Think about the difference between object-oriented and functional programming. One bundles data with behavior, the other treats everything as transformations. One maintains state, the other stays stateless.

Your ego is object-oriented. And that's the problem.

In object-oriented programming, you create objects that bundle data with methods. A Car object has properties (color, speed, fuel) and behaviors (start, stop, accelerate). The object "knows" things about itself and can act on that knowledge.

Your ego does the same thing. It's a mental object that contains all your self-beliefs (I'm smart, I'm funny, I'm a programmer) and your behavioral patterns (how you react to criticism, what makes you defensive, your automatic responses).

The problem? Just like rigid object-oriented code, your ego resists change. It wants to maintain its state, protect its properties, and keep running the same old methods.

But there's another way to write software: functional programming.

Instead of objects that hold state, functional programming uses pure functions. Give a function the same input, and it always produces the same output. No hidden state, no side effects, no surprises.

What if you approached your identity the same way? Instead of being a fixed object with permanent properties, you become a collection of functions that transform inputs into outputs. When life throws you a challenge, you don't react from your ego's stored beliefs—you respond purely based on the situation at hand.

This connects to something deeper in mathematics and computer science. There's a principle called the Curry-Howard correspondence that shows how logical propositions map directly to types in programming languages. It means that proving a theorem is equivalent to writing a correct program.

Your ego wants to maintain consistent beliefs about yourself, even when they're wrong. But functional thinking lets you treat each moment as a fresh computation. No baggage from previous states, no defensive reactions to protect your self-image.
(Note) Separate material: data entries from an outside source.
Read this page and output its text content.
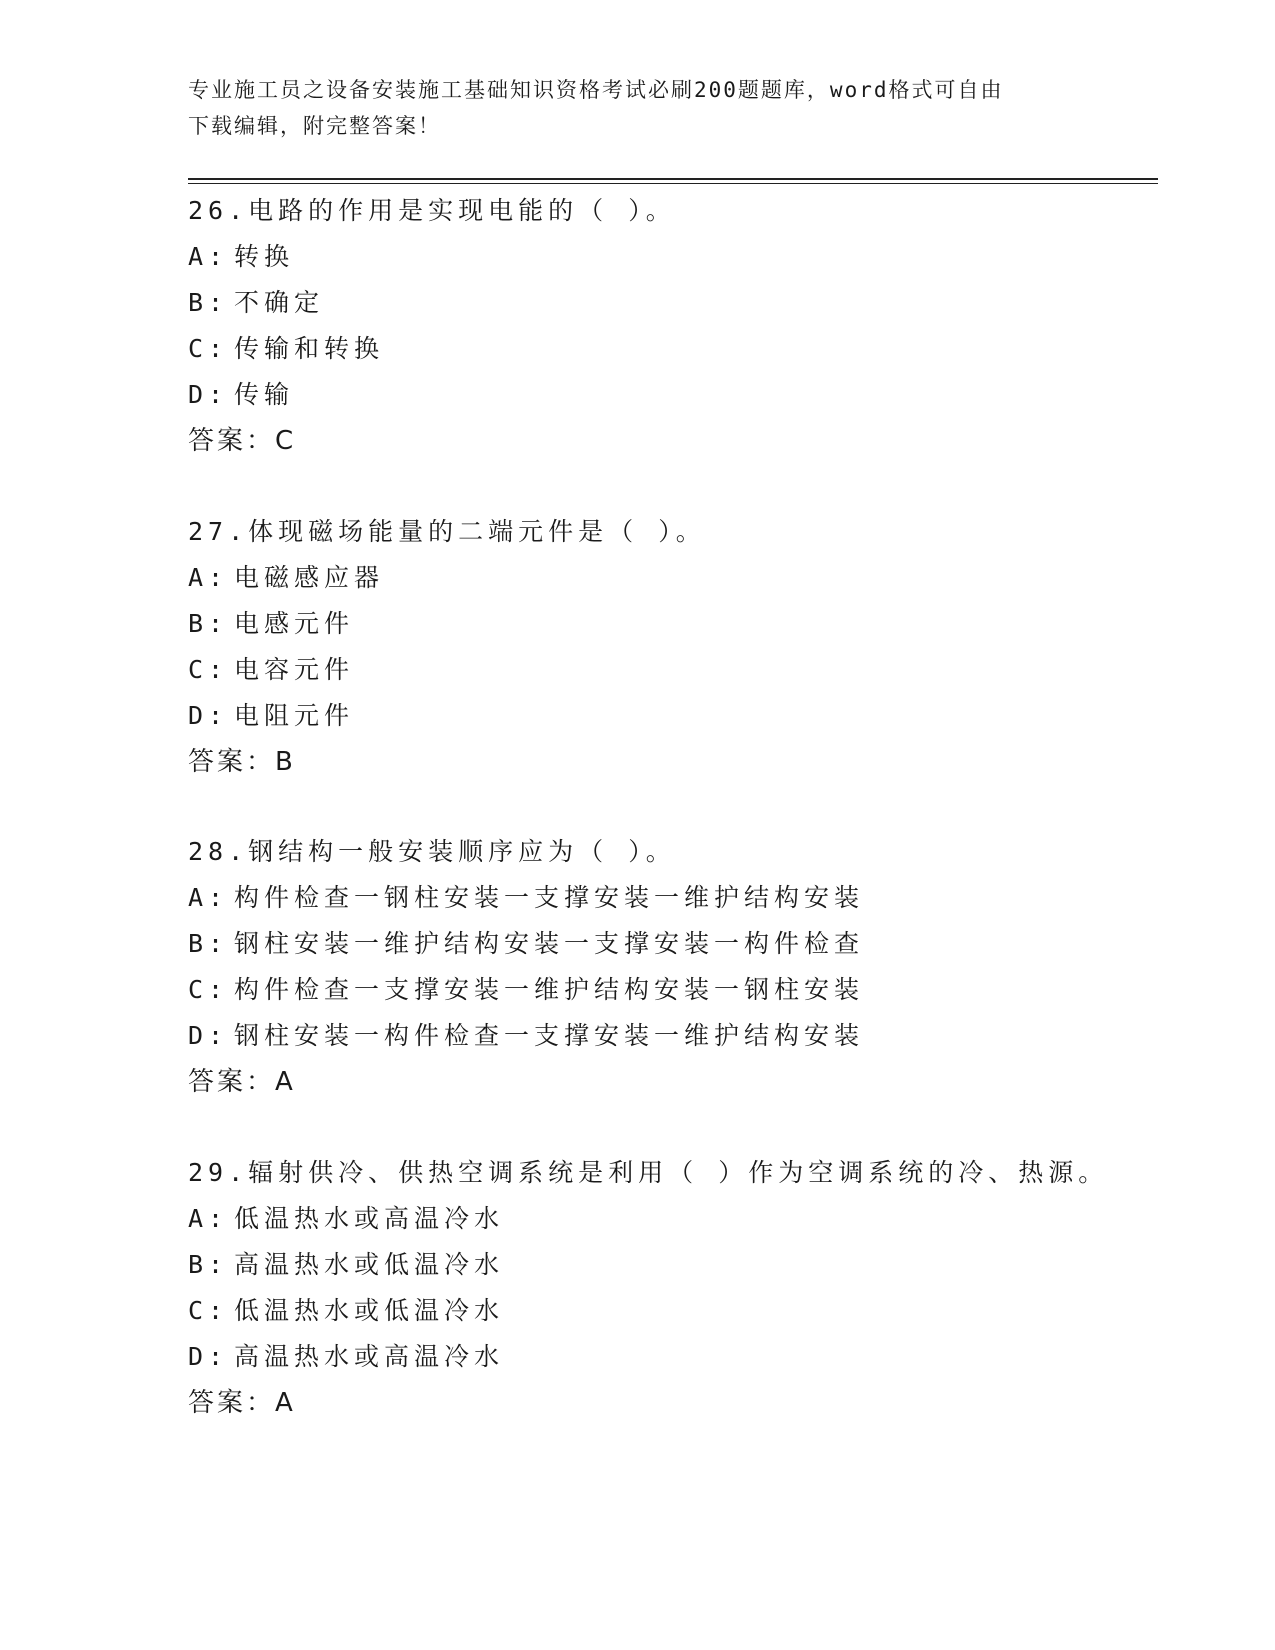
专业施工员之设备安装施工基础知识资格考试必刷200题题库，word格式可自由
下载编辑，附完整答案！
26.电路的作用是实现电能的（ ）。
A: 转换
B: 不确定
C: 传输和转换
D: 传输
答案：C
27.体现磁场能量的二端元件是（ ）。
A: 电磁感应器
B: 电感元件
C: 电容元件
D: 电阻元件
答案：B
28.钢结构一般安装顺序应为（ ）。
A: 构件检查一钢柱安装一支撑安装一维护结构安装
B: 钢柱安装一维护结构安装一支撑安装一构件检查
C: 构件检查一支撑安装一维护结构安装一钢柱安装
D: 钢柱安装一构件检查一支撑安装一维护结构安装
答案：A
29.辐射供冷、供热空调系统是利用（ ）作为空调系统的冷、热源。
A: 低温热水或高温冷水
B: 高温热水或低温冷水
C: 低温热水或低温冷水
D: 高温热水或高温冷水
答案：A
Category theory takes this even further. It's the mathematics of how different systems relate to each other. Everything—from your morning coffee routine to quantum mechanics—can be understood as transformations between categories.

Your mind constantly builds abstractions. You take raw sensory data and transform it into concepts, then transform those concepts into beliefs, then transform those beliefs into actions. Every thought is a function call in this vast computational process.
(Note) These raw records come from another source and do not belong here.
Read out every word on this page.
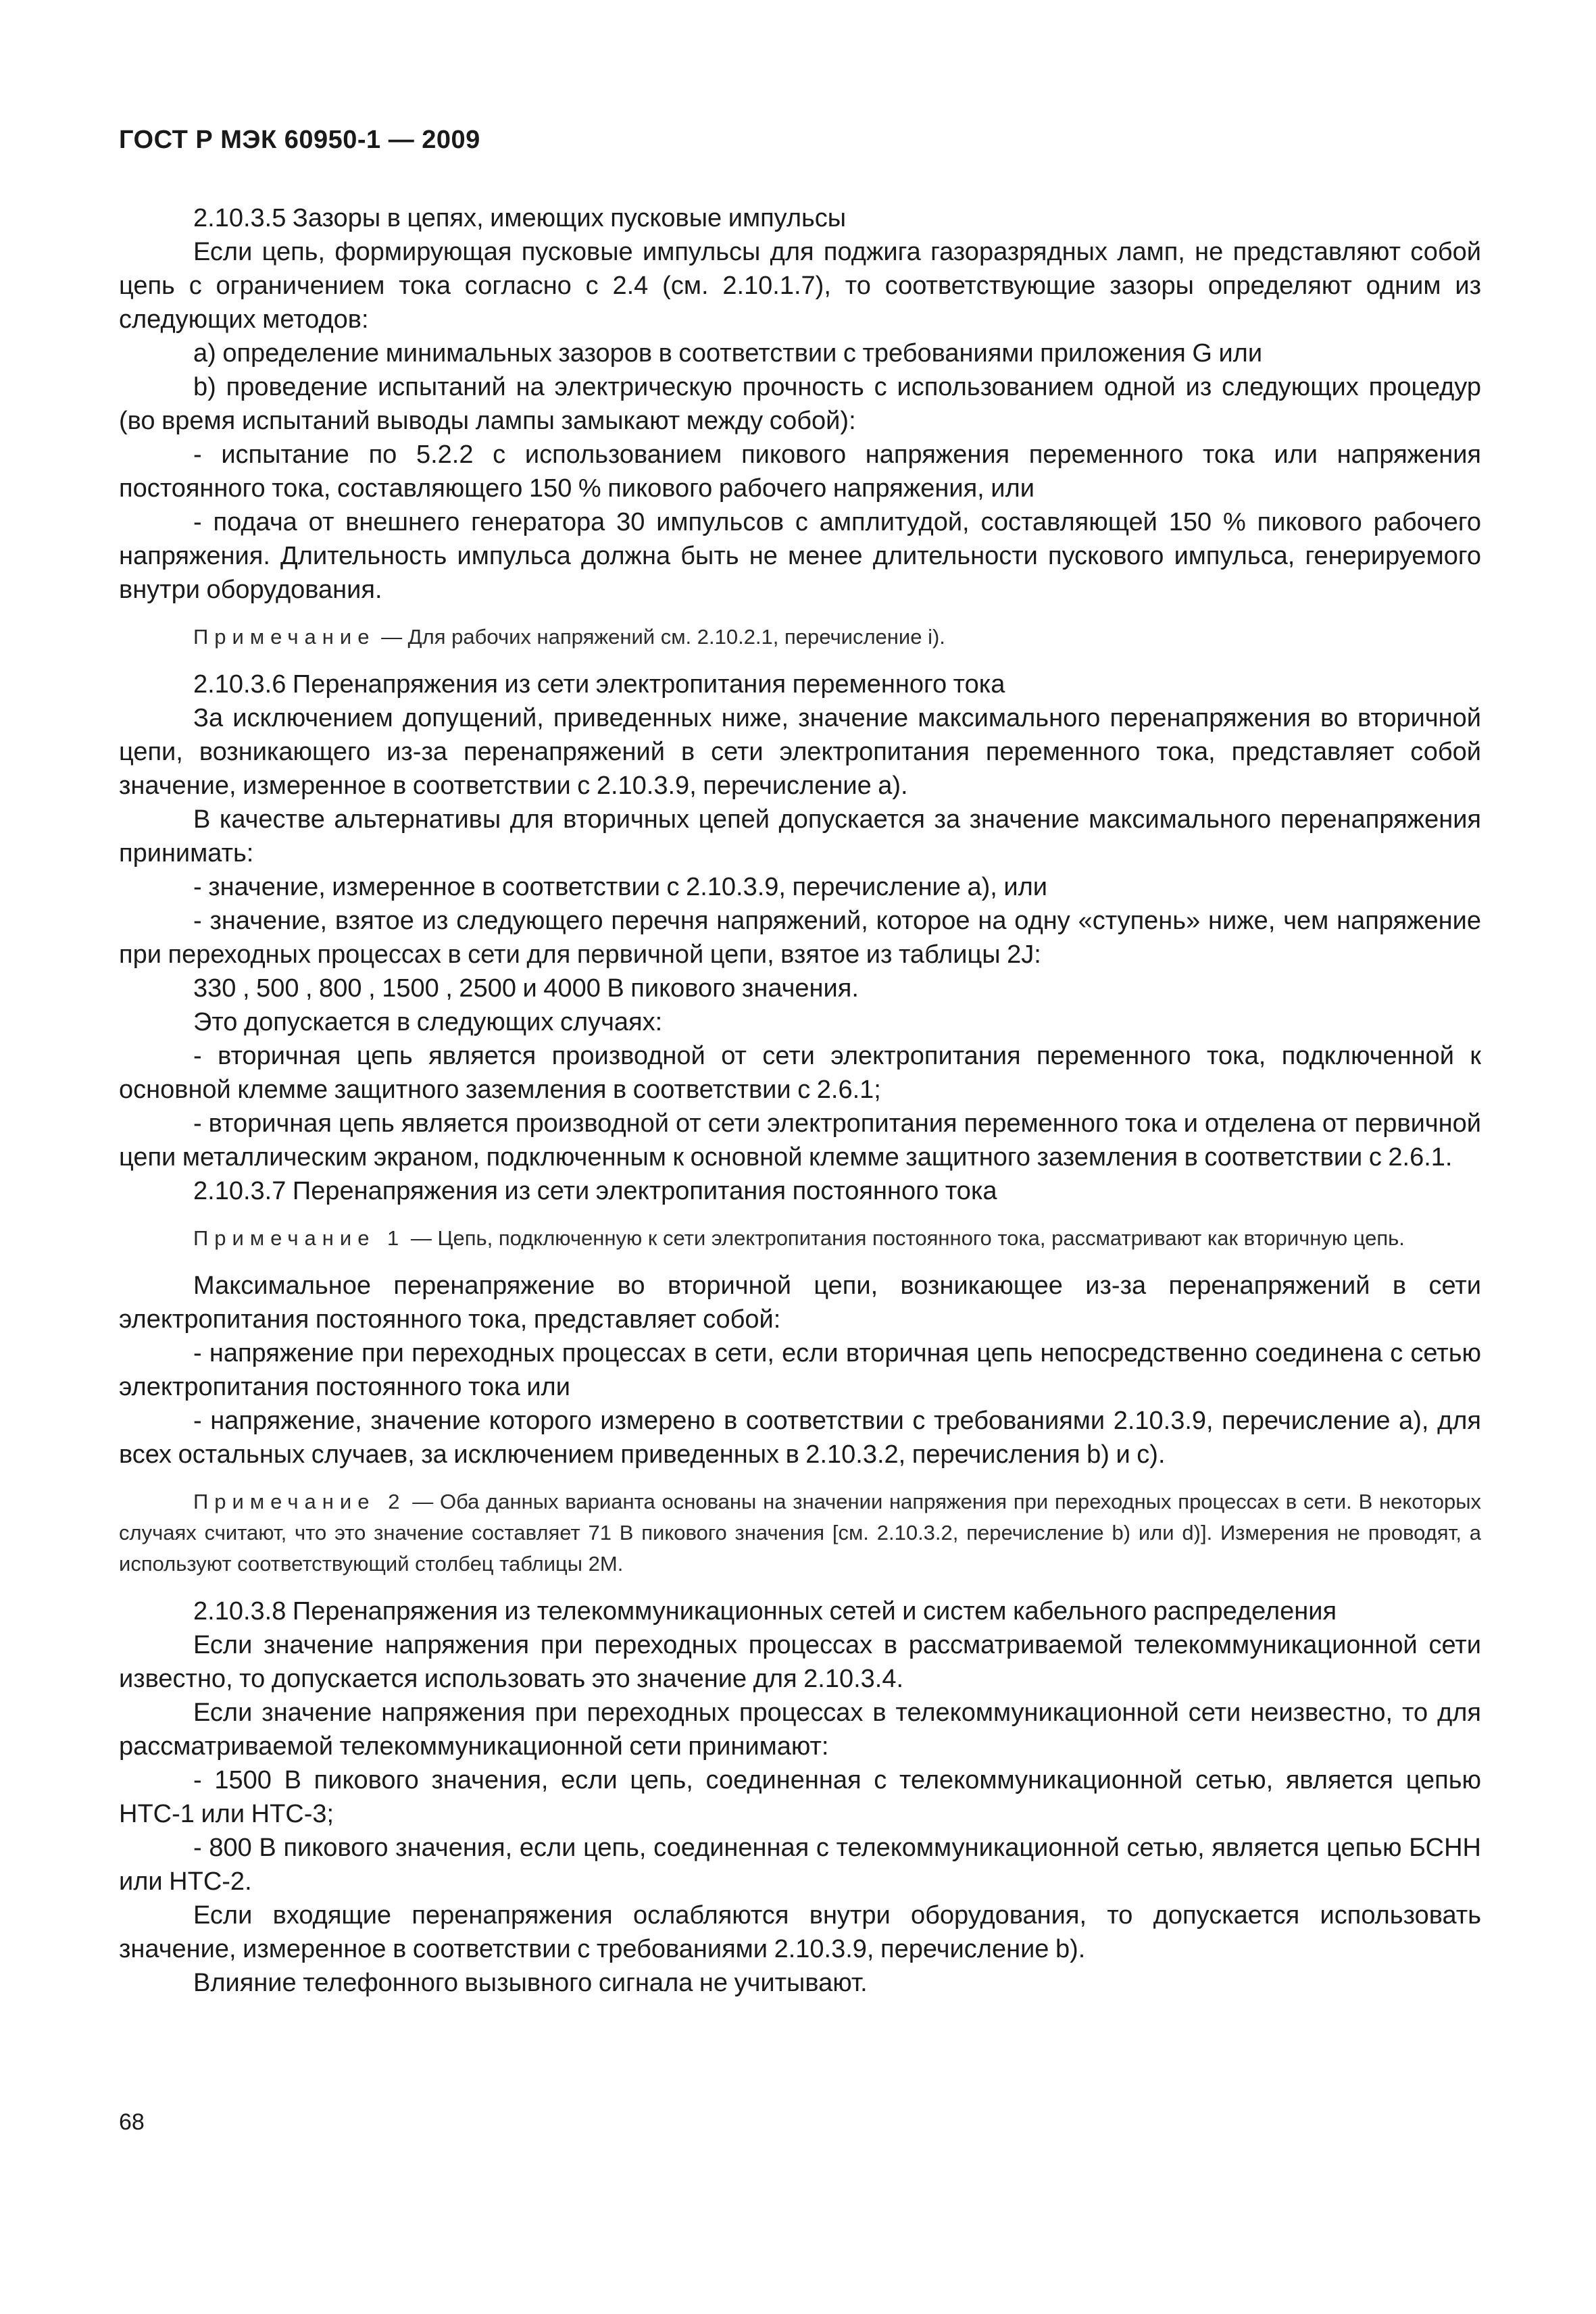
ГОСТ Р МЭК 60950-1 — 2009

2.10.3.5 Зазоры в цепях, имеющих пусковые импульсы

Если цепь, формирующая пусковые импульсы для поджига газоразрядных ламп, не представляют собой цепь с ограничением тока согласно с 2.4 (см. 2.10.1.7), то соответствующие зазоры определяют одним из следующих методов:

а) определение минимальных зазоров в соответствии с требованиями приложения G или

b) проведение испытаний на электрическую прочность с использованием одной из следующих процедур (во время испытаний выводы лампы замыкают между собой):

- испытание по 5.2.2 с использованием пикового напряжения переменного тока или напряжения постоянного тока, составляющего 150 % пикового рабочего напряжения, или

- подача от внешнего генератора 30 импульсов с амплитудой, составляющей 150 % пикового рабочего напряжения. Длительность импульса должна быть не менее длительности пускового импульса, генерируемого внутри оборудования.

Примечание — Для рабочих напряжений см. 2.10.2.1, перечисление i).

2.10.3.6 Перенапряжения из сети электропитания переменного тока

За исключением допущений, приведенных ниже, значение максимального перенапряжения во вторичной цепи, возникающего из-за перенапряжений в сети электропитания переменного тока, представляет собой значение, измеренное в соответствии с 2.10.3.9, перечисление а).

В качестве альтернативы для вторичных цепей допускается за значение максимального перенапряжения принимать:

- значение, измеренное в соответствии с 2.10.3.9, перечисление а), или

- значение, взятое из следующего перечня напряжений, которое на одну «ступень» ниже, чем напряжение при переходных процессах в сети для первичной цепи, взятое из таблицы 2J:

330 , 500 , 800 , 1500 , 2500 и 4000 В пикового значения.

Это допускается в следующих случаях:

- вторичная цепь является производной от сети электропитания переменного тока, подключенной к основной клемме защитного заземления в соответствии с 2.6.1;

- вторичная цепь является производной от сети электропитания переменного тока и отделена от первичной цепи металлическим экраном, подключенным к основной клемме защитного заземления в соответствии с 2.6.1.

2.10.3.7 Перенапряжения из сети электропитания постоянного тока

Примечание 1 — Цепь, подключенную к сети электропитания постоянного тока, рассматривают как вторичную цепь.

Максимальное перенапряжение во вторичной цепи, возникающее из-за перенапряжений в сети электропитания постоянного тока, представляет собой:

- напряжение при переходных процессах в сети, если вторичная цепь непосредственно соединена с сетью электропитания постоянного тока или

- напряжение, значение которого измерено в соответствии с требованиями 2.10.3.9, перечисление а), для всех остальных случаев, за исключением приведенных в 2.10.3.2, перечисления b) и с).

Примечание 2 — Оба данных варианта основаны на значении напряжения при переходных процессах в сети. В некоторых случаях считают, что это значение составляет 71 В пикового значения [см. 2.10.3.2, перечисление b) или d)]. Измерения не проводят, а используют соответствующий столбец таблицы 2М.

2.10.3.8 Перенапряжения из телекоммуникационных сетей и систем кабельного распределения

Если значение напряжения при переходных процессах в рассматриваемой телекоммуникационной сети известно, то допускается использовать это значение для 2.10.3.4.

Если значение напряжения при переходных процессах в телекоммуникационной сети неизвестно, то для рассматриваемой телекоммуникационной сети принимают:

- 1500 В пикового значения, если цепь, соединенная с телекоммуникационной сетью, является цепью НТС-1 или НТС-3;

- 800 В пикового значения, если цепь, соединенная с телекоммуникационной сетью, является цепью БСНН или НТС-2.

Если входящие перенапряжения ослабляются внутри оборудования, то допускается использовать значение, измеренное в соответствии с требованиями 2.10.3.9, перечисление b).

Влияние телефонного вызывного сигнала не учитывают.

68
The ego tries to shortcut this process by storing fixed beliefs about who you are. But that's like hardcoding values instead of letting the function compute them fresh each time.

Here's what changes when you think functionally about yourself:

You stop defending outdated beliefs about who you are. When someone criticizes your code, you don't take it personally—you evaluate the feedback as pure input and generate an appropriate response.
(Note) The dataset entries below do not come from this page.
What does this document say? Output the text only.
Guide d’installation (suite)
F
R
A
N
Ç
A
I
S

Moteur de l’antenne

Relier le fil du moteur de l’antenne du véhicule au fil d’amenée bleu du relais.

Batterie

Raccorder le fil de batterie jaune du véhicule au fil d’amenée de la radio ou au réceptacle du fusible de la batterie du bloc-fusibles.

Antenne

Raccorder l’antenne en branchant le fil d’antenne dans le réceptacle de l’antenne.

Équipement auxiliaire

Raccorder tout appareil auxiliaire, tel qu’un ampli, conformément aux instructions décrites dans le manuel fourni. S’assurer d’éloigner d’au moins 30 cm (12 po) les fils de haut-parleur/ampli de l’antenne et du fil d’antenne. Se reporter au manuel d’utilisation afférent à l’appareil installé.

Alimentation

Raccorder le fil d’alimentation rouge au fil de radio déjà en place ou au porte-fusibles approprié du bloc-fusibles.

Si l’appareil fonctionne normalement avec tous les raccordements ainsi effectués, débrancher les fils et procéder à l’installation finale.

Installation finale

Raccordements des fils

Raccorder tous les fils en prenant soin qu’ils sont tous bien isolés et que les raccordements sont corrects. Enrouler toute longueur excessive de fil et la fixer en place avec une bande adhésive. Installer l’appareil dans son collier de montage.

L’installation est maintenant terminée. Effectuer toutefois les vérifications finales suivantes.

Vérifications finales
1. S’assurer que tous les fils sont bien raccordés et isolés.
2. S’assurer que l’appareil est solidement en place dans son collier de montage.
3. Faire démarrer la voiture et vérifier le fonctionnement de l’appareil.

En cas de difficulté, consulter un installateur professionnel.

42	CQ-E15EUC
You become more adaptable. Instead of "I'm not a math person" (fixed object property), you think "I haven't learned this math concept yet" (transformable state).

You reduce cognitive overhead. Object-oriented egos carry tons of baggage—past failures, social expectations, image management. Functional thinking processes each situation cleanly without dragging along irrelevant history.

There's one more programming concept that's useful here: the fallback function.

In code, a fallback function handles unexpected situations gracefully. When something goes wrong, it provides a default response to keep the system stable.

Your sense of self works the same way. When faced with the overwhelming complexity of existence, your mind creates the illusion of a separate, bounded self as a fallback. It's a default response that helps you navigate the world without getting lost in the cosmic complexity.

But here's the insight: once you recognize the self as just a fallback function, you can start to see the deeper connections it normally obscures.

The ego wants to maintain the illusion of separation because that's its job—to be the fallback that makes sense of chaos. But functional thinking lets you step outside that default response.

Instead of clinging to a rigid self-image, you can rewrite your mental programs. You can choose adaptability over rigidity, fresh computation over cached beliefs, pure functions over stateful objects.

The goal isn't to eliminate the ego entirely—even functional programs need some state management. It's to recognize when you're running on defaults versus when you're computing fresh responses to the actual situation in front of you.